Il disagio che ci porta l’aver commesso uno sbaglio non dipende dall’errore in sé, ma da come noi ci rapportiamo ad esso: razionalmente sappiamo che errare è umano, ma emotivamente tendiamo a confondere i livelli: identifichiamo la nostra persona col comportamento erroneo, arrivando alla conclusione di essere noi stessi ad avere qualcosa di sbagliato. E’ questa confusione di livelli che ci logora e ci fa vivere malamente gli insuccessi: in realtà non siamo noi, in quanto individui, ad essere messi sotto accusa, ma un nostro comportamento; non è la stessa cosa!
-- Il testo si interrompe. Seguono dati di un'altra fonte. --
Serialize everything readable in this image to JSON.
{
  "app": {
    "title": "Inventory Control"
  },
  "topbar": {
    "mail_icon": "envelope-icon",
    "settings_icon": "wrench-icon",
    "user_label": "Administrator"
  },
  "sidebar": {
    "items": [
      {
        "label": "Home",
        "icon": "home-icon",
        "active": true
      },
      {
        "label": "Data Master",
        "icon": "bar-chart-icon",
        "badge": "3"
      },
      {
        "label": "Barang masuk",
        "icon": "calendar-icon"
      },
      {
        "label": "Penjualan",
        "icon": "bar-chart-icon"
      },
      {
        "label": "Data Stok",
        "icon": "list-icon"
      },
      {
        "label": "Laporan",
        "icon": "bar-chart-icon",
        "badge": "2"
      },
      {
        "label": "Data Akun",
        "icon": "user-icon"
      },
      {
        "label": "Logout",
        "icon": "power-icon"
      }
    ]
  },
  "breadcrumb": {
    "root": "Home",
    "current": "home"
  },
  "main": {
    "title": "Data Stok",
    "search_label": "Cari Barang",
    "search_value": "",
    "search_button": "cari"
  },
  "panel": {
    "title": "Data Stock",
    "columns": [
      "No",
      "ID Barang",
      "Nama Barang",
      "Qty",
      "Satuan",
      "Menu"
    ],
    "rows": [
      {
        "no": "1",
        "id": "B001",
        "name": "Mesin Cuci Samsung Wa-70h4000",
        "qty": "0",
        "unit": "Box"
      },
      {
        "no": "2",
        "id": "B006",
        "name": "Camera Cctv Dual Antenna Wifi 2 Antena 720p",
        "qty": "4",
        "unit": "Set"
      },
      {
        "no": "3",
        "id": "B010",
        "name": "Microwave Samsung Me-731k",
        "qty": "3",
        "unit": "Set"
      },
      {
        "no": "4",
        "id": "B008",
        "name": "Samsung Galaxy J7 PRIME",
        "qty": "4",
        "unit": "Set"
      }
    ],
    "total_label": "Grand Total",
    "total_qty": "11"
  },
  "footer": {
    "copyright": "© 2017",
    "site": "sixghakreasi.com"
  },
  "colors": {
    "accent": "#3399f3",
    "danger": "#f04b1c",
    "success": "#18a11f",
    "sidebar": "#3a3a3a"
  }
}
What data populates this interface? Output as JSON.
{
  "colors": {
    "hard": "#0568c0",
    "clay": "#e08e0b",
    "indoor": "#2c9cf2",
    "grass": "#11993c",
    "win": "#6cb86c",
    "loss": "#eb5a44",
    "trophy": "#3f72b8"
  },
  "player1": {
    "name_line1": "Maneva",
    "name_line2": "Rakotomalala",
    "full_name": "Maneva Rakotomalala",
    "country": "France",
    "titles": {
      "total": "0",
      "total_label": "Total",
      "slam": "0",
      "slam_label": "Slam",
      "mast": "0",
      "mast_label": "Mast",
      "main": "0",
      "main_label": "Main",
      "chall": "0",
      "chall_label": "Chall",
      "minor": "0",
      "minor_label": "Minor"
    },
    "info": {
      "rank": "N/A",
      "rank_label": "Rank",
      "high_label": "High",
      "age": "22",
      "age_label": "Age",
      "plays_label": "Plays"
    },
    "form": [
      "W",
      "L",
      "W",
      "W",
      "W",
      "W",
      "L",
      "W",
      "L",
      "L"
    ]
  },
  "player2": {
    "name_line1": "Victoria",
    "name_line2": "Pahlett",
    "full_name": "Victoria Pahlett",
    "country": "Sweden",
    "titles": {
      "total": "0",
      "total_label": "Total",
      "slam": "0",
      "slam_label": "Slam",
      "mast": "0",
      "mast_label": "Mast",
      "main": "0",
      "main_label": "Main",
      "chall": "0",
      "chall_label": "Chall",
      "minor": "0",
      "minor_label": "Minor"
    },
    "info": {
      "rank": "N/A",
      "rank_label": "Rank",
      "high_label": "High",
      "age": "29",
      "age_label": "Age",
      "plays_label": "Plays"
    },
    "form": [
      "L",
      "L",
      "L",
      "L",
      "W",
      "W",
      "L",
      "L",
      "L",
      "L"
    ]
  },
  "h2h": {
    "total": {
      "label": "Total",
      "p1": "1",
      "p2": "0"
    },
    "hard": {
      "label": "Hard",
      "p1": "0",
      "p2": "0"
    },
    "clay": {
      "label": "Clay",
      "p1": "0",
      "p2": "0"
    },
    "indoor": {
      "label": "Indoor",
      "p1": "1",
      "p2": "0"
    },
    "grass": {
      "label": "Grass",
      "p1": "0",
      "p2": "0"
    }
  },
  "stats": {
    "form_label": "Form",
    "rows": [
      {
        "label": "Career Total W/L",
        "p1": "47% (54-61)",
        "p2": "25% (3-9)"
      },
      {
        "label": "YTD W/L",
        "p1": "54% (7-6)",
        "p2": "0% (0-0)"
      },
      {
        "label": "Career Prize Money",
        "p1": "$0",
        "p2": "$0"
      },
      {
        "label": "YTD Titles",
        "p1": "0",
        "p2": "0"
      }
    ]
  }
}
Se riusciamo ad essere più impersonali, ad uscire dal problema, possiamo analizzare con distacco quanto è andato storto, e applicare dei correttivi evitando di ricascarci in futuro, il tutto senza sensazioni di malessere. A questa precisazione tengo particolarmente, perché non si confondano i miei suggerimenti con istigazioni al vittimismo: guardare con serenità ai propri errori non può che apportare dei benefici, così come può farlo la lucida individuazione del dente dolorante senza per questo essere dei masochisti.

Non si tratta di vivere in uno stato di perenne autoaccusa, senza mai essere soddisfatti di sé e sottolineando sempre e solo gli aspetti negativi; tutto è questione di misura: semplicemente quando qualcosa va storto bisogna avere il coraggio di capire quel che è accaduto, guardare in faccia il problema senza fronzoli o giustificativi e applicare i dovuti correttivi.

Per quanto riguarda il giudizio altrui, invece, dobbiamo distinguere due casistiche.

Se stiamo parlando di persone intelligenti, non ci si deve preoccupare di nascondere loro un fallimento per paura di perdere posti in graduatoria: prendiamoci pure gioco di noi stessi, scherziamoci sopra, enfatizziamolo quasi: è un ottimo modo per esorcizzarlo, e non potremo che guadagnare punti ai loro occhi.

Se viceversa si tratta di persone che non brillano per acume… beh, in questo caso, perché mai preoccuparsi del loro giudizio?